Hurricane Katrina threw me off of this plan, as she has off of so many others. She killed my old G35 in its infancy, after only 15,000 miles and 18 months of service. I knew when I left it behind I would never see it again. But I was afraid to evacuate New Orleans with my family in two cars – we might get separated in the traffic – and the other car was larger and could carry more stuff. That is another story.
When I came back after the storm and verified that my poor car had taken on 12 feet of water, I reacted like someone who just lost a beloved pet. I had to have another one, just like the last. The green promise went out the window. Oh, I tried. I thumbed through many a car guide. I even subscribed to the on-line Consumer Reports new car guide and ran every model I could think of against the G35. Had to have it. It was more a matter of putting things back the way they were, than any consideration about what was the best car. So I bought it, and screw the environment.

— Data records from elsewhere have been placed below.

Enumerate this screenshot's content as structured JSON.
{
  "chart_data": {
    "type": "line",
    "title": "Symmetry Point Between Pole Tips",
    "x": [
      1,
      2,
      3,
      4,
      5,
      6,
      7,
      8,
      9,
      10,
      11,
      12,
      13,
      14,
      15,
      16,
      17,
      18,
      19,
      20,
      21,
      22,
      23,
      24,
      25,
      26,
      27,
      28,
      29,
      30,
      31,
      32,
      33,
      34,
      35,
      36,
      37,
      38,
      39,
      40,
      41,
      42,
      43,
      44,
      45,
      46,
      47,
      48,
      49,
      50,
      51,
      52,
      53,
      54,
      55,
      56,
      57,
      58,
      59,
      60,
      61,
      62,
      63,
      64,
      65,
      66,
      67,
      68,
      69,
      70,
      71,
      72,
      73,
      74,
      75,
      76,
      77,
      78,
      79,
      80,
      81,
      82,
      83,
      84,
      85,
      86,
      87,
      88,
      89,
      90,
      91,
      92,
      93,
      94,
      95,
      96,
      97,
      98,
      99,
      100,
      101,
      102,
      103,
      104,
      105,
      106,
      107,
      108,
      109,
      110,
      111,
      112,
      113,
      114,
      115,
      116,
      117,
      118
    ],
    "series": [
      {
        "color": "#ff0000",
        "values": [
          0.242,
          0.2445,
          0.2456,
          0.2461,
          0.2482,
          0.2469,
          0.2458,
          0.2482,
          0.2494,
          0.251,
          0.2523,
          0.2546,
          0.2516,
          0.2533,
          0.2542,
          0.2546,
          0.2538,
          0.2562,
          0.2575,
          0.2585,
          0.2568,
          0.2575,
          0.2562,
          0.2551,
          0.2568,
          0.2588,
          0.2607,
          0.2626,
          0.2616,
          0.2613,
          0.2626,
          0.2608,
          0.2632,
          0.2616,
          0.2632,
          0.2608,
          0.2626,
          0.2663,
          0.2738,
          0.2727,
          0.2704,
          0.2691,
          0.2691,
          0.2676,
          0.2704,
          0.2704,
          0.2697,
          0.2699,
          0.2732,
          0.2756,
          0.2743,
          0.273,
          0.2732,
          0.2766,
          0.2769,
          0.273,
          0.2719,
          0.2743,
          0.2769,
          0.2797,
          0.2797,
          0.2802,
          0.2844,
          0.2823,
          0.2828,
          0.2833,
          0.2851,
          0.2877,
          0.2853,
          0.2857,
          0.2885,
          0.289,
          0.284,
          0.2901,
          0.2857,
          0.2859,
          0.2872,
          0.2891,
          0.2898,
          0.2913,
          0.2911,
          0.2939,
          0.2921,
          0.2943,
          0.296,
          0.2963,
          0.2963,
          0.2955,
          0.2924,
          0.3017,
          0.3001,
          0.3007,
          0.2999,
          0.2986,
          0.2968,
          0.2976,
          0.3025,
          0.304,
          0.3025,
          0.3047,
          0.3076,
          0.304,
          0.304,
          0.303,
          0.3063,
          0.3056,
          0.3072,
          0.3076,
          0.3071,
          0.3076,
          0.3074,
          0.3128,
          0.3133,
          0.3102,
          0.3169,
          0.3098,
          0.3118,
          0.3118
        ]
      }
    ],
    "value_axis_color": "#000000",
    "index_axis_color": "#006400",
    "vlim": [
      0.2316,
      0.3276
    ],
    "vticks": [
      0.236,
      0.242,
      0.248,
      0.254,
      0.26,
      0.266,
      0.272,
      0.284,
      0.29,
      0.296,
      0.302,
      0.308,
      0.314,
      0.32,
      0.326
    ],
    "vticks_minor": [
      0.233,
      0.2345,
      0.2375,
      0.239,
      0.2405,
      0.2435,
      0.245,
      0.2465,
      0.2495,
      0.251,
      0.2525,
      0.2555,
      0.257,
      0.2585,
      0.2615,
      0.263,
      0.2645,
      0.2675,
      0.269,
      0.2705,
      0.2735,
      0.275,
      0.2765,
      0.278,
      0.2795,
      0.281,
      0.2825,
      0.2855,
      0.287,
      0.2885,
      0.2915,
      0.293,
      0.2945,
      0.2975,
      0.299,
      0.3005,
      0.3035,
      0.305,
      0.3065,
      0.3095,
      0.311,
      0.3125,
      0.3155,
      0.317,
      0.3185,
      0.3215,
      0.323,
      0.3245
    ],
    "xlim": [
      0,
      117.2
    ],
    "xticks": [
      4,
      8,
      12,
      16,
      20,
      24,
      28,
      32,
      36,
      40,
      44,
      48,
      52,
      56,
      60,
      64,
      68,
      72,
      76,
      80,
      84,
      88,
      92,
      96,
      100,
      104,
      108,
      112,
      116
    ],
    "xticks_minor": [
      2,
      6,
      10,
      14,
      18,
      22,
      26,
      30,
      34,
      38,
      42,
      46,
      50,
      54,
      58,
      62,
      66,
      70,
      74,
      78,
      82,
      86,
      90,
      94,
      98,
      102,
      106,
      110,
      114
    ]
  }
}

Lucky for me, my petty liberal guilt was assuaged by a column in the Wall Street Journallast week. In speaking about so-called “green” houses, the author, architectural critic David Akst, pointed out quite acerbically that green is relative. He noted that most green homes are single-family dwellings with high square footage. What is green about a 15,000 square foot house, he asks, even if it is solar heated? You still have to chop down and process trees, chemically treat wood, manufacture paint and plastic to build a house. The bigger the house, the more natural resources have to be consumed.
Green is small, a mobile home, for instance. No one with the resources to build green builds modest. Green houses are usually ostentations mansions, and thus a waste of building materials. A real green building is a tenement with 600 square foot apartments, or a house with 3 families living in it. Efficiency makes something green, and efficiency does not mean solar power. It means people living modestly, in close quarters.
Akst makes the point that people who design and live in green houses often make lifestyle choices that negate the benefits of the houses. For instance, a green home that is a 2-hour commute from work is hardly green, is it? Even if the owner buys a hybrid car that gets 60 miles per gallon, the wear-and-tear of the commute uses up the car, meaning more frequent oil changes, battery changes, new tires, and in the end, a new car at an earlier date.
Which brings me to my green gas guzzler. I live in a small country town, and my office is literally next to a cow pasture. My house is 7 miles from my office, and I can make the drive in 9 minutes flat. I fill up my tank once every 3 weeks. Who is greener, I in the country gas guzzler or the Los Angelino who lives 25 miles from work, takes 70 minutes to get there, and owns a hybrid but still has to refill the tank every weekend? Even if he carpools, the Angelino will have a devil of a time keeping up with me. And if I turn off my air conditioner and open my moon roof, well, he’s whipped.
So I am green after all. Not green because my car gets low mileage, but green because I have made a lifestyle choice that permits me to use less non-renewable resources. Green is not about what you choose to buy. That is mindless, consumerist thinking. Green is about how you choose to live.